‘Michael’ Turns the Pursuit of Perfection Into an Autopsy
Hee and hee. In that order.
At this point, we’re all at least vaguely familiar with the life and legacy of one Michael Joseph Jackson.
His impoverished upbringing in Gary, Ind., has been well chronicled, as has his subsequent “discovery” and tutelage under Diana Ross. Some of us were even lucky enough to witness his ascent to superstardom firsthand. First, as a spellbinding pubescent with the Jackson 5 as early as 1964, before soaring to even greater heights as a solo act—earning the distinction, and the illustrious crown, of the King of Pop.
Then that’s when things went…left.
The fascination with children; the Elephant Man’s bones; the words “to the Badd!!”; the endless succession of plastic surgeries.
The allegations; the court dates; the tabloids.
The tragic demise in 2009.
The documentaries.
Unpacking all of this is already complicated and confounding, but especially when Lionsgate tasks you with untangling an epochal career that spanned five decades, and funneling it into a mere two hours of runtime. A feat of this magnitude is beyond the capabilities of most, but thankfully, Antoine Fuqua is equipped for the job—and proves it as the director of the highly anticipated biopic, Michael.

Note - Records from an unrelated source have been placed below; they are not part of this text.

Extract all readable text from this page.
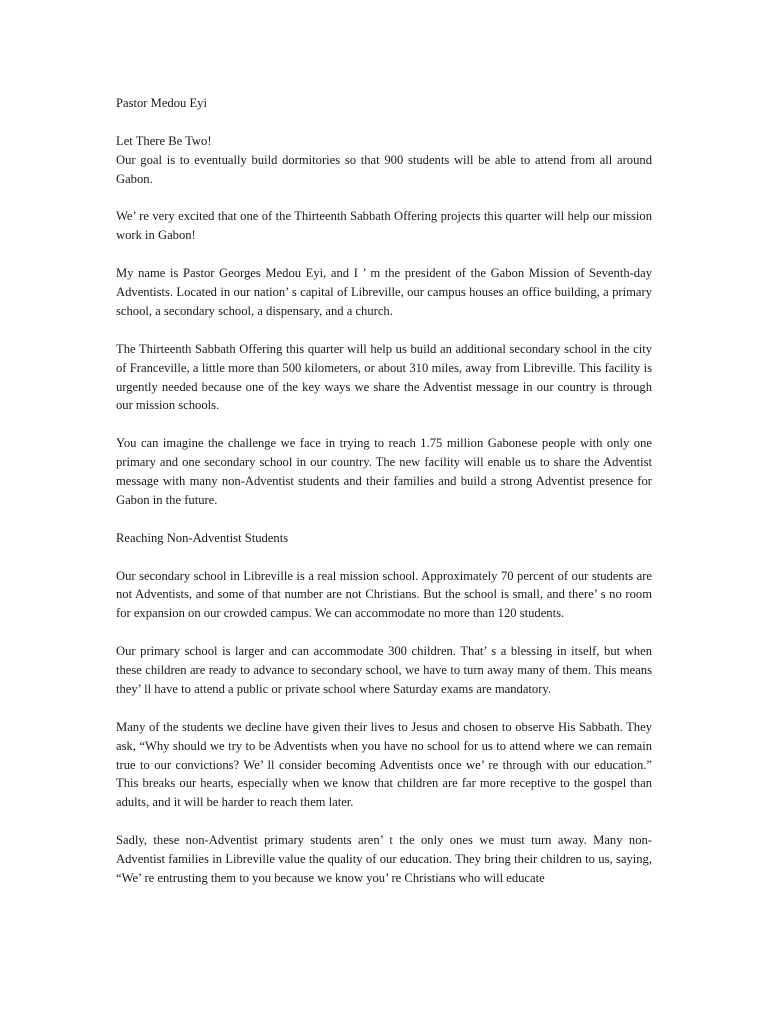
Pastor Medou Eyi

Let There Be Two!

Our goal is to eventually build dormitories so that 900 students will be able to attend from all around Gabon.

We’ re very excited that one of the Thirteenth Sabbath Offering projects this quarter will help our mission work in Gabon!

My name is Pastor Georges Medou Eyi, and I ’ m the president of the Gabon Mission of Seventh-day Adventists. Located in our nation’ s capital of Libreville, our campus houses an office building, a primary school, a secondary school, a dispensary, and a church.

The Thirteenth Sabbath Offering this quarter will help us build an additional secondary school in the city of Franceville, a little more than 500 kilometers, or about 310 miles, away from Libreville. This facility is urgently needed because one of the key ways we share the Adventist message in our country is through our mission schools.

You can imagine the challenge we face in trying to reach 1.75 million Gabonese people with only one primary and one secondary school in our country. The new facility will enable us to share the Adventist message with many non-Adventist students and their families and build a strong Adventist presence for Gabon in the future.

Reaching Non-Adventist Students

Our secondary school in Libreville is a real mission school. Approximately 70 percent of our students are not Adventists, and some of that number are not Christians. But the school is small, and there’ s no room for expansion on our crowded campus. We can accommodate no more than 120 students.

Our primary school is larger and can accommodate 300 children. That’ s a blessing in itself, but when these children are ready to advance to secondary school, we have to turn away many of them. This means they’ ll have to attend a public or private school where Saturday exams are mandatory.

Many of the students we decline have given their lives to Jesus and chosen to observe His Sabbath. They ask, “Why should we try to be Adventists when you have no school for us to attend where we can remain true to our convictions? We’ ll consider becoming Adventists once we’ re through with our education.” This breaks our hearts, especially when we know that children are far more receptive to the gospel than adults, and it will be harder to reach them later.

Sadly, these non-Adventist primary students aren’ t the only ones we must turn away. Many non-Adventist families in Libreville value the quality of our education. They bring their children to us, saying, “We’ re entrusting them to you because we know you’ re Christians who will educate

The strength of Michael lies in its self-awareness: This is a film that’s less about spectacle—a trait that's inherent to all things Jackson—and more about how Michael’s ambitions are contextualized and presented to the public. From his father’s devious machinations, to the pressure—and guilt—Michael navigates while keeping his family’s musical empire afloat, it becomes almost immediately clear that the greatest obstacle to his salvation is the family holding him hostage—musically, literally, and figuratively.

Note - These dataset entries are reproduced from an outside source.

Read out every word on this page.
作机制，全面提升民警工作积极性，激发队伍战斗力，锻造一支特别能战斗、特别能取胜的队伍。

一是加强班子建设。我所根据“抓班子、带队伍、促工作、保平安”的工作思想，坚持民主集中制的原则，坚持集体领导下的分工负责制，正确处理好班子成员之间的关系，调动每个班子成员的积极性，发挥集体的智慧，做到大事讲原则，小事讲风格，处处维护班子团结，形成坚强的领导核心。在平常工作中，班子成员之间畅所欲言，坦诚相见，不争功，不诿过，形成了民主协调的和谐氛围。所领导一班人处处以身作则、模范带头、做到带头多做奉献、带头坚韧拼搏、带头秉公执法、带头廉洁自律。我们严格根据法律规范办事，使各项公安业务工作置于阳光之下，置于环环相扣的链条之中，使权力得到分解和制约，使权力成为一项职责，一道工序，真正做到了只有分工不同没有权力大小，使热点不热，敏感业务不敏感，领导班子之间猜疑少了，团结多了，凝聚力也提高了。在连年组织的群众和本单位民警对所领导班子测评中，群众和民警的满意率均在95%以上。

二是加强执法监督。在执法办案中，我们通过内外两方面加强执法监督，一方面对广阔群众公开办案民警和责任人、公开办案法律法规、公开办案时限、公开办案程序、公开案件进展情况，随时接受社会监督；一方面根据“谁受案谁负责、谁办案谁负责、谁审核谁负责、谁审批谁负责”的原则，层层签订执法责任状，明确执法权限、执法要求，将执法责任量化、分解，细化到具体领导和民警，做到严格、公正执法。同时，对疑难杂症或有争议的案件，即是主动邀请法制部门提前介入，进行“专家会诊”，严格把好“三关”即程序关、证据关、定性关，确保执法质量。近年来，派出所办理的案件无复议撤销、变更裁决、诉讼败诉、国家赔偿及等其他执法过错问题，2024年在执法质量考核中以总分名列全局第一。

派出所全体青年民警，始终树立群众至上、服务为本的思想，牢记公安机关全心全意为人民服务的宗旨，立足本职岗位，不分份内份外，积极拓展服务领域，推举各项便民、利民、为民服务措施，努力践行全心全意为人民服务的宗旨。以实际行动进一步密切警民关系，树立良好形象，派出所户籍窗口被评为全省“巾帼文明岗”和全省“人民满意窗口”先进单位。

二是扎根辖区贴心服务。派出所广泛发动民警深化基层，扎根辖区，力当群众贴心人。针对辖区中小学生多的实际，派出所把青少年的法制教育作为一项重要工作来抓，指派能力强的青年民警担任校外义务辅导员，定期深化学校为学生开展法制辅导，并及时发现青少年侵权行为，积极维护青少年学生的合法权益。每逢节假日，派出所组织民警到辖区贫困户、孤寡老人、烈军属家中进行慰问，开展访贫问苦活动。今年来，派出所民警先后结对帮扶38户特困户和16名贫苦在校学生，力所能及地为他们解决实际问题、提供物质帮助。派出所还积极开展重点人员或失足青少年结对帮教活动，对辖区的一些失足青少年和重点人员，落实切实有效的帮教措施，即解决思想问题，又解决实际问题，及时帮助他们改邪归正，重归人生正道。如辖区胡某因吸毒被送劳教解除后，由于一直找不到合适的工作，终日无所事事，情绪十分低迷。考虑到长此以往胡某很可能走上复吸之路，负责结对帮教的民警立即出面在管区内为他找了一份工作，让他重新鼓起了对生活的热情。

Yet despite this encumbrance, his family is presented as more of an ominous threat than a distinguishable one. Because unlike the 1992 miniseries The Jacksons: An American Dream, Fuqua’s incarnation isn’t a family affair—nor a five-hour odyssey.
Instead, Michael is laser-focused on its subject, and its subject only, with his brothers portrayed as ancillary emotional baggage instead of three-dimensional human beings. There are glimpses of life to prove they exist, but if you expect to revisit Joe’s rampant adultery or Jermaine’s tumultuous exit from the Jackson 5, this ain’t the movie for you.
And don’t even ask about Janet.
So instead of watching him quarrel with, and overshadow, his siblings, Michael explores the mythology and unwavering conviction of one of the greatest entertainers the world has ever seen. More specifically, it deconstructs his relentless pursuit of perfection—and the rewards and consequences therein.
He had to be the biggest artist.
“You’re confident, you’re strong,” he mumbles to himself under his breath in the studio. “You’re the greatest of all time.” The result is “Don’t Stop ‘Til You Get Enough,” the fiery dancefloor anthem that helped elevate disco and thrust Michael into musical immortality.
He had to have the biggest song.
It’s not exactly a secret that MTV wanted no parts of our Black asses early on. But Michael—and his manager, John Branca—ensured that would change forever once “Billie Jean” usurped their airwaves.
He had to have the perfect face.
“My face isn’t symmetrical,” Michael laments before his first nose job. “For the photographs and all. I have to be perfect.”
It’s a tragic realization that serves as the impetus for decades of self-mutilation.
Yet for all his ambition and talent, every hero has a nemesis. And sadly, Michael’s was his own father. We’ve all heard stories of the horrors that Joe Jackson inflicted upon his wife and nine children, and it’s Coleman Domingo who’s tasked with executing a similar balance of villain with visionary.
With his portentous presence and intimidating leer, he steals every scene with relative ease, disguising Joe’s sinister motives behind altruism. But what makes Domingo’s interpretation of Joe Jackson so terrifying isn’t what he does on screen, it’s what his family—and orbiting music execs—believe he’s capable of.
It’s an Oscar-worthy performance, peppered with vicious jabs like, “What kind of son fires his father? You’ve got a lot to learn about family.” It also demonstrates how, far too often, parents only want their children to succeed on their terms, as Michael is subjected to a barrage of insults and bullied into a Victory tour he wants no parts of for his perceived insolence.
In closing, Michael isn’t a perfect movie, but very few are. The decision to omit his famous brothers and sisters almost entirely—despite their decades of contributions and achievements—was deliberate, but curious. Especially considering how intertwined their collective popularity was throughout the ‘70s and ‘80s. That said, for Black folks, there’s a holy trinity of music biopics: 1998’s The Temptations, 2017’s The New Edition Story, and the aforementioned The Jacksons: An American Dream.
Michael is firmly entrenched in that echelon, and deservingly so—not because it mythologizes the man who taught us to moonwalk, but because it understands the unfathomable cost of becoming him. Perfection didn’t define Michael. It was the pursuit of it—and everything we lost with him.
Michael premieres in theaters on April 24.